I was really lucky today, got to see most of the eclipse while sightseeing in coastal port of Malacca (Melaka). The photos were taken around the maximum eclipse which was at 13:17 local time. The magnitude was around 0.95 while about 92% of the Sun was eclipsed by the Moon. It was a little eerie, dark but not too dark, shadows were really unusual, but in this town full of tourists today very few people were aware of what was going on high up in the sky. My camera was hand held as well as the solar filter (my son was helping me). All in all, it was an awesome event and made me very happy. The next eclipse is also annular and will be happening in Northern India among other places, so very doable for me.by RASC Vancouver member Milan B from Malacca, Malaysia
The final “Ring of Fire” solar eclipse of 2019 occurred early on December 26th spanning the Indian Ocean region from the Middle East to the western Pacific. An annular solar eclipse occurs when the Moon is visually too small to completely cover the disk of the Sun, leaving in a bright “annulus” or “Ring of Fire” surrounding the Moon.

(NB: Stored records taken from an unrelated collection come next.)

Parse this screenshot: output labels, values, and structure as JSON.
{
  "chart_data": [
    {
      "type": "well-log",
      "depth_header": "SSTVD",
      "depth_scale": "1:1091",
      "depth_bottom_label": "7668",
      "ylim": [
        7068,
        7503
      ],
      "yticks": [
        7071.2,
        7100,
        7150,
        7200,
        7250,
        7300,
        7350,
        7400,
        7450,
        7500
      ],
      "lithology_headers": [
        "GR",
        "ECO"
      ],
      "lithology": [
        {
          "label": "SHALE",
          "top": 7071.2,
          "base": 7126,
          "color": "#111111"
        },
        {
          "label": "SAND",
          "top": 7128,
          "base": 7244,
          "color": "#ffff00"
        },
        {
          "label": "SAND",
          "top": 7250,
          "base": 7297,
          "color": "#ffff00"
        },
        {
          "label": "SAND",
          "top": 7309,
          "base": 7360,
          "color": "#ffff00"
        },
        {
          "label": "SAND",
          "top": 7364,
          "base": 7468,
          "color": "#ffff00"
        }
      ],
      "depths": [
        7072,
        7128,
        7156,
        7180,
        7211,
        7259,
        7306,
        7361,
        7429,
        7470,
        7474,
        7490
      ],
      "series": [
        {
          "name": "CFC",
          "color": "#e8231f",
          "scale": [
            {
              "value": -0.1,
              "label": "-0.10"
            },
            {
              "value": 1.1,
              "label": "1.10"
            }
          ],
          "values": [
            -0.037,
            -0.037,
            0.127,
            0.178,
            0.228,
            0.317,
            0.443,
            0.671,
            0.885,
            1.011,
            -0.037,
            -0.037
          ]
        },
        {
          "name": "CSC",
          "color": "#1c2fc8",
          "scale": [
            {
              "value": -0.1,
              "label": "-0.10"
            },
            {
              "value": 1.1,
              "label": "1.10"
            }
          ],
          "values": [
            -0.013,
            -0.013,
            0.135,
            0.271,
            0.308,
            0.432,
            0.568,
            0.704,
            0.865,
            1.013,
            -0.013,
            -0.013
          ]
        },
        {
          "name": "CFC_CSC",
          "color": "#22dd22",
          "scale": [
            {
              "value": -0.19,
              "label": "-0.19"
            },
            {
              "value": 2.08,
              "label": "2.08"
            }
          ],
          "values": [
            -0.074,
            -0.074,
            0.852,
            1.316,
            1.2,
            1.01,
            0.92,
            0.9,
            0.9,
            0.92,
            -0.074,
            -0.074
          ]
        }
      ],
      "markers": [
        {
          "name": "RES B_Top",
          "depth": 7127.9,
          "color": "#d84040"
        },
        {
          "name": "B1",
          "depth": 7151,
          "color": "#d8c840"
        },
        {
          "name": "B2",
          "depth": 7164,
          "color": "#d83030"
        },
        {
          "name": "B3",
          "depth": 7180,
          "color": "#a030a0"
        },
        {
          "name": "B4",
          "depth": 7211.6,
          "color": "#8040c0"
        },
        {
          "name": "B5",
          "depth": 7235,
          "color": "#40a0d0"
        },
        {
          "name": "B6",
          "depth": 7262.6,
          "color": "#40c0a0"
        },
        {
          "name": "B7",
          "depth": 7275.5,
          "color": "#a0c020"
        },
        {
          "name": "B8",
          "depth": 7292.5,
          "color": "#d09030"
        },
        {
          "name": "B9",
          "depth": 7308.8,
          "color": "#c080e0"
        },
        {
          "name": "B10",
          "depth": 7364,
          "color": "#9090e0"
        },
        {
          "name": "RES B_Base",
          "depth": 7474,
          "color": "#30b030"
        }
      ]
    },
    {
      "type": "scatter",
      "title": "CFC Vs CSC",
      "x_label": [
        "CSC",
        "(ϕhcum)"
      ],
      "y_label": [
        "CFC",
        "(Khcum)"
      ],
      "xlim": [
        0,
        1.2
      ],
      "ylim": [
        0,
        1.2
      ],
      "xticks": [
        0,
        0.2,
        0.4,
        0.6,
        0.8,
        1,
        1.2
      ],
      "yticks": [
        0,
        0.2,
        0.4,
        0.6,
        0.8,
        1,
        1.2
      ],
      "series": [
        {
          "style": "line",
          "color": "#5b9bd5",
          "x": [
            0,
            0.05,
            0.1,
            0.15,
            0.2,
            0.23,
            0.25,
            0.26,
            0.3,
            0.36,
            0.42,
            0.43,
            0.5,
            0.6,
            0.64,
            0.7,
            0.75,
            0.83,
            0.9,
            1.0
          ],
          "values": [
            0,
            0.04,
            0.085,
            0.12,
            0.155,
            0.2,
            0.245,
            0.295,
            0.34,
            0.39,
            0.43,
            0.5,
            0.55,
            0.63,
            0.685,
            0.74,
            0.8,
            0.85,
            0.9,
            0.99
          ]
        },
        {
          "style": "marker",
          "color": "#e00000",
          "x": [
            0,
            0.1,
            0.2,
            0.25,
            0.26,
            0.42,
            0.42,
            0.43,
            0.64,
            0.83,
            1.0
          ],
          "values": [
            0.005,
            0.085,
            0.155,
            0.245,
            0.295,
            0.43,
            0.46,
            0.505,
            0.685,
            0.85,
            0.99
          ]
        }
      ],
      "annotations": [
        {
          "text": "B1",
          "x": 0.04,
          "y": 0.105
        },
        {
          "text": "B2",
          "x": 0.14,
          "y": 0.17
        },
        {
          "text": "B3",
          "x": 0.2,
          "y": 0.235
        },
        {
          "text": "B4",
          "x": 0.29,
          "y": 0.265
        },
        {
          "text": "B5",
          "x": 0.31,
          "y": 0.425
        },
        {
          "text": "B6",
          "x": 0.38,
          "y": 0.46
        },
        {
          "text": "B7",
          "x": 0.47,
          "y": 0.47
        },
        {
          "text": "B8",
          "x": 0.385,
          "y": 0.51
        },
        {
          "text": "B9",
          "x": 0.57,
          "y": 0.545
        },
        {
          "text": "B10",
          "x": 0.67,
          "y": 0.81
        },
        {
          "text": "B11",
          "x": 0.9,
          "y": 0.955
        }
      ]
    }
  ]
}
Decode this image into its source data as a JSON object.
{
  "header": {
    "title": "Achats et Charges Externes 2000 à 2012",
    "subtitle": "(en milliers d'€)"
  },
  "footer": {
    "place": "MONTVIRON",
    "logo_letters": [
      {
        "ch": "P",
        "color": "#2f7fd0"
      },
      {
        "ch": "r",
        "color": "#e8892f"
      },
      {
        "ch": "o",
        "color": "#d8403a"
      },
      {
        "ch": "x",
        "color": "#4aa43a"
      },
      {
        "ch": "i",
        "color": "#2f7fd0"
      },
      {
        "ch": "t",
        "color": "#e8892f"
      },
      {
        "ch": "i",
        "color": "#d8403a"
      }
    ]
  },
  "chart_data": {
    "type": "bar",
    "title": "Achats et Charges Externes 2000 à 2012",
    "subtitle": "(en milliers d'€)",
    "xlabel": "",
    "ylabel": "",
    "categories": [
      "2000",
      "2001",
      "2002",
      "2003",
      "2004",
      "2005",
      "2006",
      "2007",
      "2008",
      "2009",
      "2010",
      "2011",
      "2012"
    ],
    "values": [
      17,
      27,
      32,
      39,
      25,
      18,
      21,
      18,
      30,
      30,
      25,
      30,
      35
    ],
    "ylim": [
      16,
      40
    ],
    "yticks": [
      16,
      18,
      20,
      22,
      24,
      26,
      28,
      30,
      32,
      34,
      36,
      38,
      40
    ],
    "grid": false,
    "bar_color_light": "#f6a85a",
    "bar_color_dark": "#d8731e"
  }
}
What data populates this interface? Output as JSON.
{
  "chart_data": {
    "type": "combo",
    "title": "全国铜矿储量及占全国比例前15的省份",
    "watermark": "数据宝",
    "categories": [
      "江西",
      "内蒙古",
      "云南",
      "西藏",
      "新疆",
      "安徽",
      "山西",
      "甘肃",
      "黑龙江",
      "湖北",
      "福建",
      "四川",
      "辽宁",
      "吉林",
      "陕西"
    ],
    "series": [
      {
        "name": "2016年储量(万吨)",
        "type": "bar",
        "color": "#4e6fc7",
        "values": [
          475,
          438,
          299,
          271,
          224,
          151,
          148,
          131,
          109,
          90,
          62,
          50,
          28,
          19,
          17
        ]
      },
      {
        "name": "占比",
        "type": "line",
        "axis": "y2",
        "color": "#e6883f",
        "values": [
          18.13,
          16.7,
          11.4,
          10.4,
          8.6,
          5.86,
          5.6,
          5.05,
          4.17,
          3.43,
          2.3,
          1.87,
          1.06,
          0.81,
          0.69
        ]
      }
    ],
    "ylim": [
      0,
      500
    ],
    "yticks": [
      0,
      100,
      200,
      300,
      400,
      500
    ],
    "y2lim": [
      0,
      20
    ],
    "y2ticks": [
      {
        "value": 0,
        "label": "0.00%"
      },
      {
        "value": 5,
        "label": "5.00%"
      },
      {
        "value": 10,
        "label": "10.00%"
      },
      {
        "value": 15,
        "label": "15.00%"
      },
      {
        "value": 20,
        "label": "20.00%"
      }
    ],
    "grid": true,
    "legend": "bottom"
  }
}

Most annular solar eclipses occur when the moon is near apogee, the farthest point in its orbit around Earth – so it appears smaller as seen from Earth. This Dec 26th eclipse is unusual in that the moon is not near apogee – it is almost exactly at its mean distance from Earth. In this eclipse, the moon is still too small to cover the sun’s disk completely because the Earth is close to perihelion, its closest point to the sun for the year – so the sun appears larger as seen from from Earth.